Rising recession fears dampen SME revenue predictions
Four in 10 small businesses say their business is now worse off than before the pandemic despite relatively strong financial performance in May, according to a recent survey.
Just over half of small- to medium-sized enterprises (SMEs) reported a profit in May despite ongoing concerns about rising interest rates and costs, according to the SME Sentiment Tracker report by ACA Research.
This was an increase from May last year when only 48 per cent of businesses generated a profit.
Despite the strong financial data for last month, 39 per cent of SMEs claim their business is now worse off than it was before the pandemic.
“This is more evident amongst SMEs operating in the retail, distribution and hospitality sectors,” the SME Sentiment Tracker report stated.
Businesses are most concerned about the impact of rising costs, interest rates and wages.
One third of SMEs are expecting wage rises over the next three months which has been heightened by the recent increase in the minimum wage.
The survey also found that a smaller proportion of SMEs have been able to pass on increased input costs at 65 per cent, suggesting that customers are unwilling to pay more and that competitors are dropping their prices.
“While this is good for reducing inflation, SME profits will also decline,” the report stated.
The survey revealed that 57 per cent of businesses are expecting weaker conditions over the next three months while four in ten businesses fear they will not be able to withstand a recession over the next 12 months.
Short term revenue predictions are declining with only 23 per cent of businesses expecting revenues to increase over the next four weeks. This was down from 32 per cent back in March.
Staffing shortages easing
Recruitment activity also continues to slow with only 18 per cent looking to fill roles compared to 26 per cent in March. Hospitality continues to be the most active, but most industry sectors are pulling back on their search for staff.
The survey found that only one in five SMEs are now operating with less staff than before the pandemic.

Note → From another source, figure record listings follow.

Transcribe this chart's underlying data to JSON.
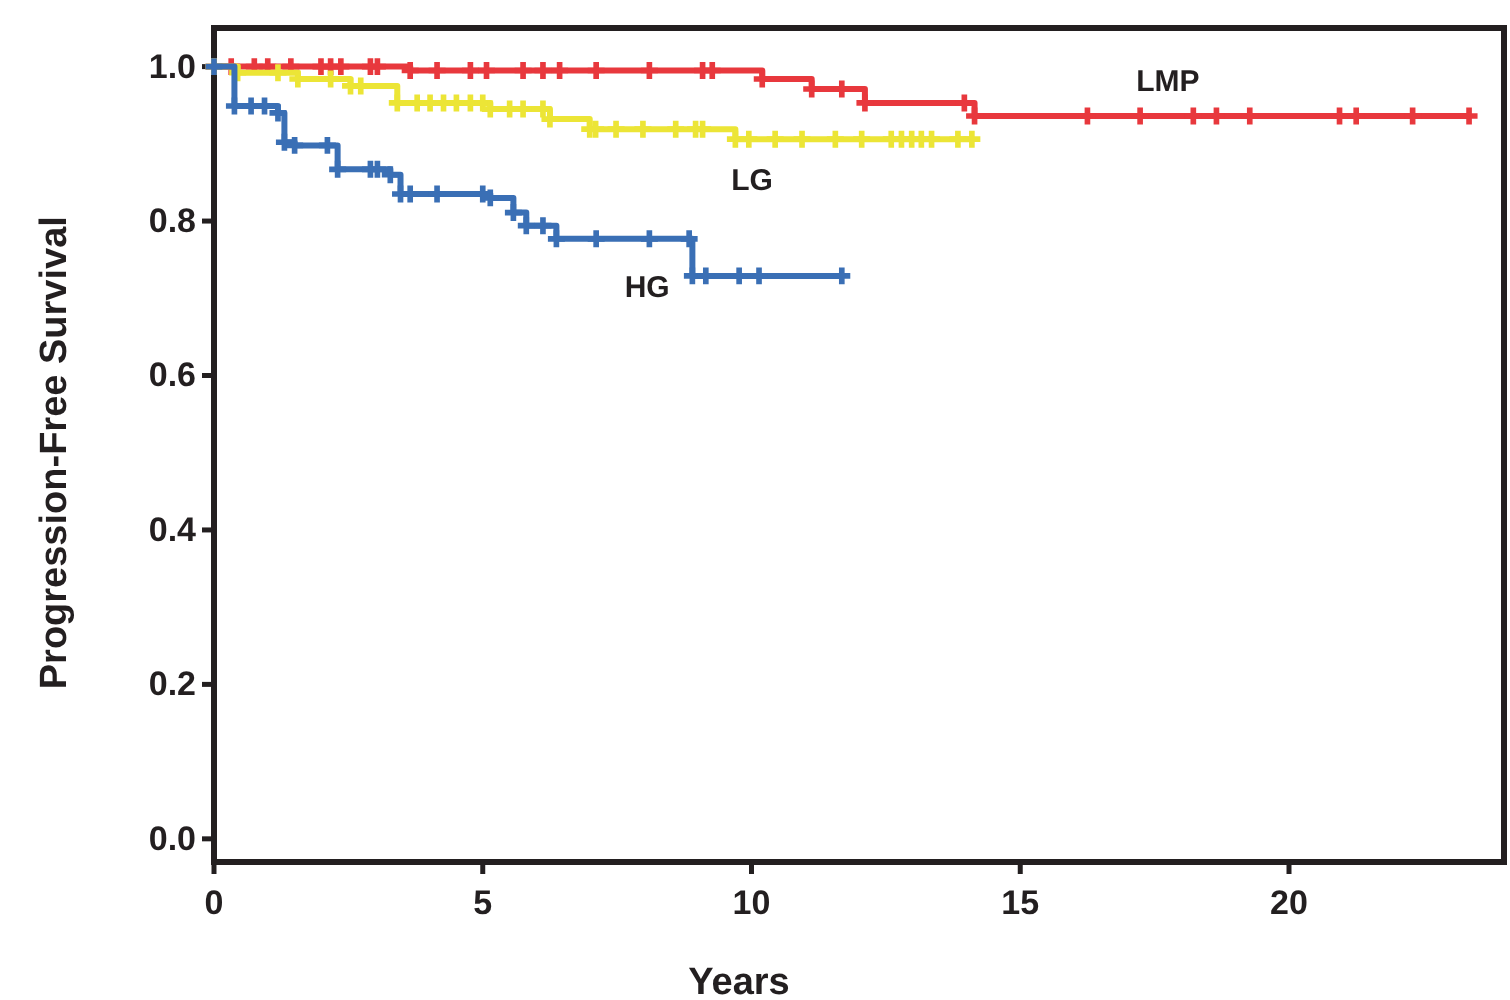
{
  "chart_data": {
    "type": "step",
    "xlabel": "Years",
    "ylabel": "Progression-Free Survival",
    "xlim": [
      0,
      24
    ],
    "ylim": [
      -0.03,
      1.05
    ],
    "xticks": [
      0,
      5,
      10,
      15,
      20
    ],
    "yticks": [
      {
        "value": 0,
        "label": "0.0"
      },
      {
        "value": 0.2,
        "label": "0.2"
      },
      {
        "value": 0.4,
        "label": "0.4"
      },
      {
        "value": 0.6,
        "label": "0.6"
      },
      {
        "value": 0.8,
        "label": "0.8"
      },
      {
        "value": 1,
        "label": "1.0"
      }
    ],
    "grid": false,
    "legend": false,
    "marker": "cross",
    "line_style": "solid",
    "series": [
      {
        "name": "LMP",
        "color": "#e8383d",
        "x": [
          0,
          0.32,
          0.75,
          1.0,
          1.43,
          1.99,
          2.17,
          2.36,
          2.91,
          3.04,
          3.65,
          4.15,
          4.77,
          5.07,
          5.75,
          6.12,
          6.43,
          7.11,
          8.1,
          9.09,
          9.27,
          10.2,
          11.12,
          11.68,
          12.11,
          13.96,
          14.15,
          16.25,
          17.23,
          18.22,
          18.65,
          19.27,
          20.94,
          21.25,
          22.3,
          23.35
        ],
        "values": [
          1,
          1,
          1,
          1,
          1,
          1,
          1,
          1,
          1,
          1,
          0.995,
          0.995,
          0.995,
          0.995,
          0.995,
          0.995,
          0.995,
          0.995,
          0.995,
          0.995,
          0.995,
          0.984,
          0.971,
          0.971,
          0.953,
          0.953,
          0.936,
          0.936,
          0.936,
          0.936,
          0.936,
          0.936,
          0.936,
          0.936,
          0.936,
          0.936
        ]
      },
      {
        "name": "LG",
        "color": "#ece536",
        "x": [
          0,
          0.44,
          1.19,
          1.56,
          2.17,
          2.54,
          2.73,
          3.41,
          3.78,
          4.02,
          4.27,
          4.51,
          4.77,
          5.0,
          5.14,
          5.5,
          5.75,
          6.12,
          6.25,
          6.99,
          7.1,
          7.48,
          7.98,
          8.59,
          8.96,
          9.09,
          9.7,
          9.95,
          10.44,
          10.94,
          11.56,
          12.05,
          12.6,
          12.79,
          12.98,
          13.16,
          13.35,
          13.84,
          14.1
        ],
        "values": [
          1,
          0.992,
          0.992,
          0.984,
          0.984,
          0.975,
          0.975,
          0.953,
          0.953,
          0.953,
          0.953,
          0.953,
          0.953,
          0.953,
          0.945,
          0.945,
          0.945,
          0.945,
          0.932,
          0.919,
          0.919,
          0.919,
          0.919,
          0.919,
          0.919,
          0.919,
          0.906,
          0.906,
          0.906,
          0.906,
          0.906,
          0.906,
          0.906,
          0.906,
          0.906,
          0.906,
          0.906,
          0.906,
          0.906
        ]
      },
      {
        "name": "HG",
        "color": "#3a6fb5",
        "x": [
          0,
          0.38,
          0.69,
          0.94,
          1.19,
          1.31,
          1.5,
          2.11,
          2.3,
          2.91,
          3.04,
          3.28,
          3.47,
          3.65,
          4.15,
          5.0,
          5.14,
          5.57,
          5.81,
          6.12,
          6.37,
          7.11,
          8.1,
          8.84,
          8.9,
          9.15,
          9.77,
          10.14,
          11.68
        ],
        "values": [
          1,
          0.949,
          0.949,
          0.949,
          0.94,
          0.902,
          0.898,
          0.898,
          0.867,
          0.867,
          0.867,
          0.86,
          0.835,
          0.835,
          0.835,
          0.835,
          0.83,
          0.811,
          0.794,
          0.794,
          0.777,
          0.777,
          0.777,
          0.777,
          0.729,
          0.729,
          0.729,
          0.729,
          0.729
        ]
      }
    ]
  }
}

“This is the lowest level reported since the inception of the research,” the survey report stated.
With recruitment activity slowing the ability to find staff with the right skills and wage demands is becoming easier.

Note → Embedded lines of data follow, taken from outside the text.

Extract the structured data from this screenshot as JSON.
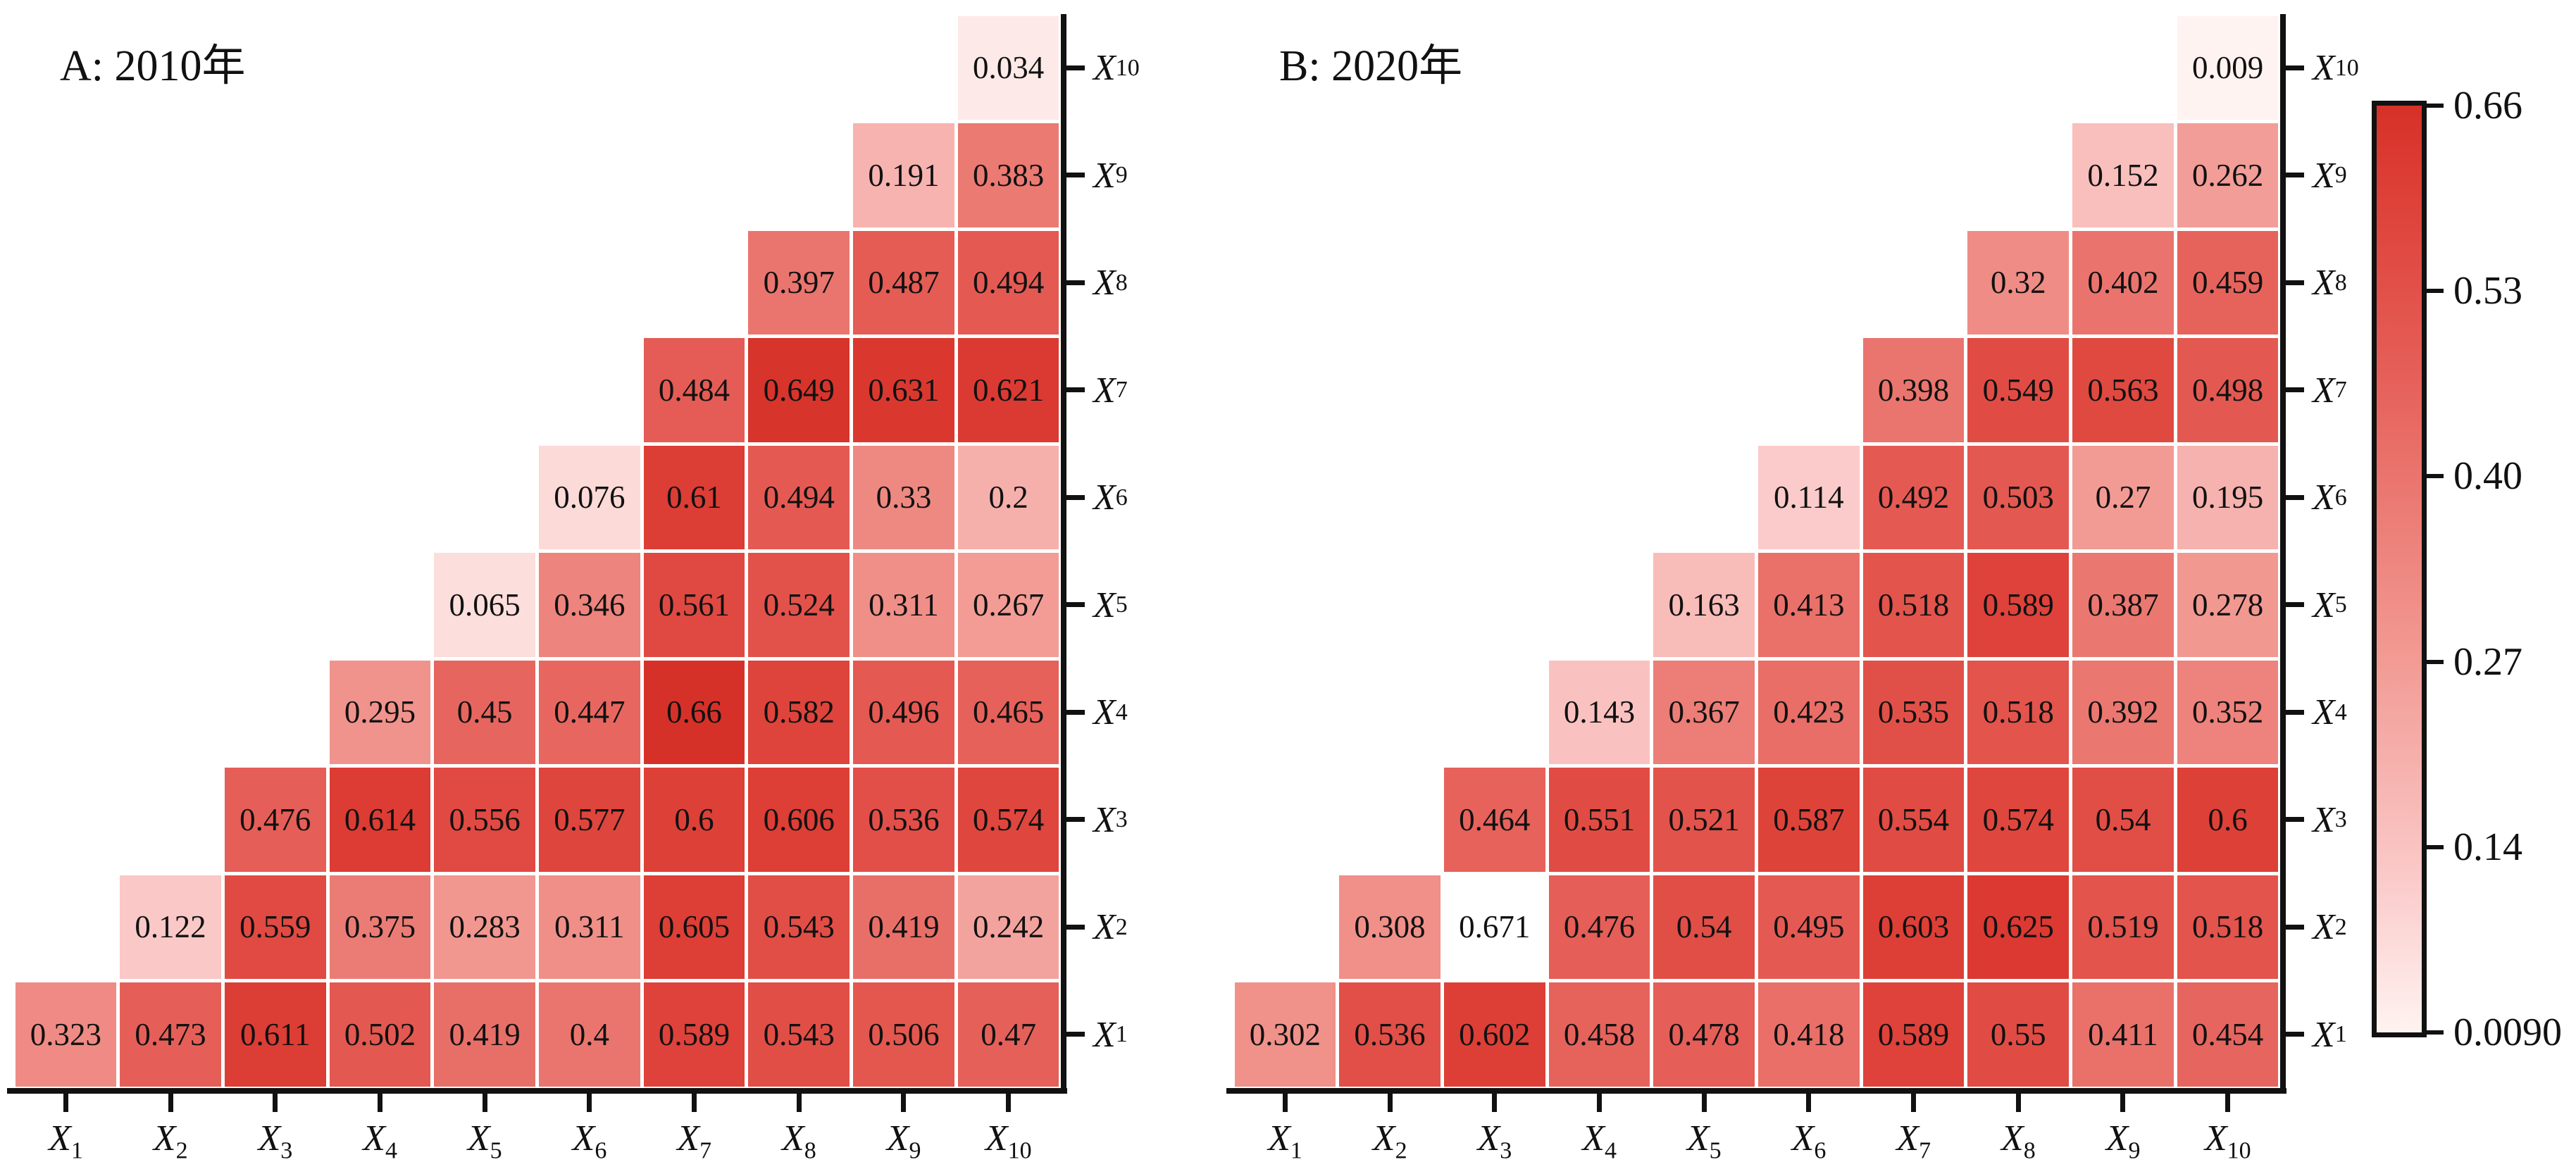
{
  "figure": {
    "background": "#ffffff",
    "axis_color": "#111111",
    "cell_text_color": "#111111"
  },
  "colormap": {
    "vmin": 0.009,
    "vmax": 0.66,
    "over_color": "#ffffff",
    "stops": [
      {
        "t": 0.0,
        "color": [
          254,
          243,
          241
        ]
      },
      {
        "t": 0.175,
        "color": [
          250,
          200,
          199
        ]
      },
      {
        "t": 0.4,
        "color": [
          242,
          155,
          148
        ]
      },
      {
        "t": 0.713,
        "color": [
          229,
          95,
          88
        ]
      },
      {
        "t": 0.93,
        "color": [
          220,
          60,
          51
        ]
      },
      {
        "t": 1.0,
        "color": [
          214,
          49,
          41
        ]
      }
    ]
  },
  "chart_data": [
    {
      "type": "heatmap",
      "title": "A: 2010年",
      "x_axis_vars": [
        {
          "base": "X",
          "sub": "1"
        },
        {
          "base": "X",
          "sub": "2"
        },
        {
          "base": "X",
          "sub": "3"
        },
        {
          "base": "X",
          "sub": "4"
        },
        {
          "base": "X",
          "sub": "5"
        },
        {
          "base": "X",
          "sub": "6"
        },
        {
          "base": "X",
          "sub": "7"
        },
        {
          "base": "X",
          "sub": "8"
        },
        {
          "base": "X",
          "sub": "9"
        },
        {
          "base": "X",
          "sub": "10"
        }
      ],
      "rows": [
        {
          "label": {
            "base": "X",
            "sub": "10"
          },
          "values": [
            "0.034"
          ]
        },
        {
          "label": {
            "base": "X",
            "sub": "9"
          },
          "values": [
            "0.191",
            "0.383"
          ]
        },
        {
          "label": {
            "base": "X",
            "sub": "8"
          },
          "values": [
            "0.397",
            "0.487",
            "0.494"
          ]
        },
        {
          "label": {
            "base": "X",
            "sub": "7"
          },
          "values": [
            "0.484",
            "0.649",
            "0.631",
            "0.621"
          ]
        },
        {
          "label": {
            "base": "X",
            "sub": "6"
          },
          "values": [
            "0.076",
            "0.61",
            "0.494",
            "0.33",
            "0.2"
          ]
        },
        {
          "label": {
            "base": "X",
            "sub": "5"
          },
          "values": [
            "0.065",
            "0.346",
            "0.561",
            "0.524",
            "0.311",
            "0.267"
          ]
        },
        {
          "label": {
            "base": "X",
            "sub": "4"
          },
          "values": [
            "0.295",
            "0.45",
            "0.447",
            "0.66",
            "0.582",
            "0.496",
            "0.465"
          ]
        },
        {
          "label": {
            "base": "X",
            "sub": "3"
          },
          "values": [
            "0.476",
            "0.614",
            "0.556",
            "0.577",
            "0.6",
            "0.606",
            "0.536",
            "0.574"
          ]
        },
        {
          "label": {
            "base": "X",
            "sub": "2"
          },
          "values": [
            "0.122",
            "0.559",
            "0.375",
            "0.283",
            "0.311",
            "0.605",
            "0.543",
            "0.419",
            "0.242"
          ]
        },
        {
          "label": {
            "base": "X",
            "sub": "1"
          },
          "values": [
            "0.323",
            "0.473",
            "0.611",
            "0.502",
            "0.419",
            "0.4",
            "0.589",
            "0.543",
            "0.506",
            "0.47"
          ]
        }
      ]
    },
    {
      "type": "heatmap",
      "title": "B: 2020年",
      "x_axis_vars": [
        {
          "base": "X",
          "sub": "1"
        },
        {
          "base": "X",
          "sub": "2"
        },
        {
          "base": "X",
          "sub": "3"
        },
        {
          "base": "X",
          "sub": "4"
        },
        {
          "base": "X",
          "sub": "5"
        },
        {
          "base": "X",
          "sub": "6"
        },
        {
          "base": "X",
          "sub": "7"
        },
        {
          "base": "X",
          "sub": "8"
        },
        {
          "base": "X",
          "sub": "9"
        },
        {
          "base": "X",
          "sub": "10"
        }
      ],
      "rows": [
        {
          "label": {
            "base": "X",
            "sub": "10"
          },
          "values": [
            "0.009"
          ]
        },
        {
          "label": {
            "base": "X",
            "sub": "9"
          },
          "values": [
            "0.152",
            "0.262"
          ]
        },
        {
          "label": {
            "base": "X",
            "sub": "8"
          },
          "values": [
            "0.32",
            "0.402",
            "0.459"
          ]
        },
        {
          "label": {
            "base": "X",
            "sub": "7"
          },
          "values": [
            "0.398",
            "0.549",
            "0.563",
            "0.498"
          ]
        },
        {
          "label": {
            "base": "X",
            "sub": "6"
          },
          "values": [
            "0.114",
            "0.492",
            "0.503",
            "0.27",
            "0.195"
          ]
        },
        {
          "label": {
            "base": "X",
            "sub": "5"
          },
          "values": [
            "0.163",
            "0.413",
            "0.518",
            "0.589",
            "0.387",
            "0.278"
          ]
        },
        {
          "label": {
            "base": "X",
            "sub": "4"
          },
          "values": [
            "0.143",
            "0.367",
            "0.423",
            "0.535",
            "0.518",
            "0.392",
            "0.352"
          ]
        },
        {
          "label": {
            "base": "X",
            "sub": "3"
          },
          "values": [
            "0.464",
            "0.551",
            "0.521",
            "0.587",
            "0.554",
            "0.574",
            "0.54",
            "0.6"
          ]
        },
        {
          "label": {
            "base": "X",
            "sub": "2"
          },
          "values": [
            "0.308",
            "0.671",
            "0.476",
            "0.54",
            "0.495",
            "0.603",
            "0.625",
            "0.519",
            "0.518"
          ]
        },
        {
          "label": {
            "base": "X",
            "sub": "1"
          },
          "values": [
            "0.302",
            "0.536",
            "0.602",
            "0.458",
            "0.478",
            "0.418",
            "0.589",
            "0.55",
            "0.411",
            "0.454"
          ]
        }
      ]
    }
  ],
  "colorbar": {
    "tick_labels": [
      "0.66",
      "0.53",
      "0.40",
      "0.27",
      "0.14",
      "0.0090"
    ],
    "vmax_label": "0.66",
    "vmin_label": "0.0090"
  }
}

Only 53 per cent of businesses reported that it was more difficult to fill roles compared to before the COVID-19 pandemic. This was a considerable drop from 77 per cent in April.

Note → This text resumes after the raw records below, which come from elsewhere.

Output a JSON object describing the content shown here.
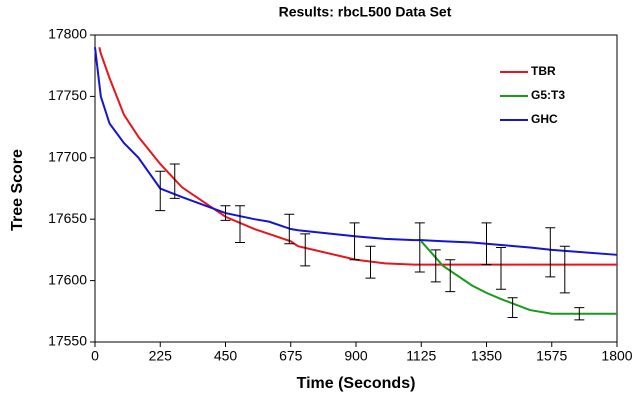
{
  "chart_data": {
    "type": "line",
    "title": "Results: rbcL500 Data Set",
    "x_label": "Time (Seconds)",
    "y_label": "Tree Score",
    "x": [
      0,
      15,
      20,
      50,
      100,
      150,
      225,
      300,
      450,
      550,
      600,
      675,
      700,
      900,
      1000,
      1100,
      1125,
      1200,
      1300,
      1350,
      1400,
      1500,
      1575,
      1800
    ],
    "series": [
      {
        "name": "TBR",
        "color": "#e8141c",
        "values": [
          null,
          17790,
          17785,
          17765,
          17735,
          17717,
          17695,
          17676,
          17652,
          17642,
          17638,
          17632,
          17628,
          17617,
          17614,
          17613,
          17613,
          17613,
          17613,
          17613,
          17613,
          17613,
          17613,
          17613
        ]
      },
      {
        "name": "G5:T3",
        "color": "#1a9a1a",
        "values": [
          null,
          null,
          null,
          null,
          null,
          null,
          null,
          null,
          null,
          null,
          null,
          null,
          null,
          null,
          null,
          null,
          17632,
          17612,
          17596,
          17590,
          17585,
          17576,
          17573,
          17573
        ]
      },
      {
        "name": "GHC",
        "color": "#1414d2",
        "values": [
          17790,
          17760,
          17750,
          17728,
          17712,
          17700,
          17675,
          17668,
          17655,
          17650,
          17648,
          17642,
          17641,
          17636,
          17634,
          17633,
          17633,
          17632,
          17631,
          17630,
          17629,
          17627,
          17625,
          17621
        ]
      }
    ],
    "error_bars": {
      "x": [
        225,
        275,
        450,
        500,
        670,
        725,
        895,
        950,
        1120,
        1175,
        1225,
        1350,
        1400,
        1440,
        1570,
        1620,
        1670
      ],
      "values": [
        17673,
        17681,
        17655,
        17646,
        17642,
        17625,
        17632,
        17615,
        17627,
        17612,
        17604,
        17630,
        17610,
        17578,
        17623,
        17609,
        17573
      ],
      "errors": [
        16,
        14,
        6,
        15,
        12,
        13,
        15,
        13,
        20,
        13,
        13,
        17,
        17,
        8,
        20,
        19,
        5
      ]
    },
    "xlim": [
      0,
      1800
    ],
    "xticks": [
      0,
      225,
      450,
      675,
      900,
      1125,
      1350,
      1575,
      1800
    ],
    "ylim": [
      17550,
      17800
    ],
    "yticks": [
      17550,
      17600,
      17650,
      17700,
      17750,
      17800
    ]
  }
}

SMEs currently in a two-speed economy
Non-bank business lender ScotPac said that tough economic conditions and the end of COVID-19 relief measures in the past 12 months was taking its toll on cash flow dependent SMEs.
Revenue predictions were slightly more positive among the businesses surveyed in ScotPac’s recent SME Growth Index, with 56 per cent still predicting positive revenue over the next six months.
Around a third of SMEs are predicting their revenue will contract in the next six months, however, by an average of 8.5 per cent. This is a record high figure for ScotPac’s SME Growth Index.
“The six-month growth projection findings are a clear indicator of the two-speed economy that currently exists for Australian SMEs,” said ScotPac.
“Whatever their stage of growth, all SMEs are operating in an environment of rising costs and changing consumer behaviour, which often requires a change in approach.”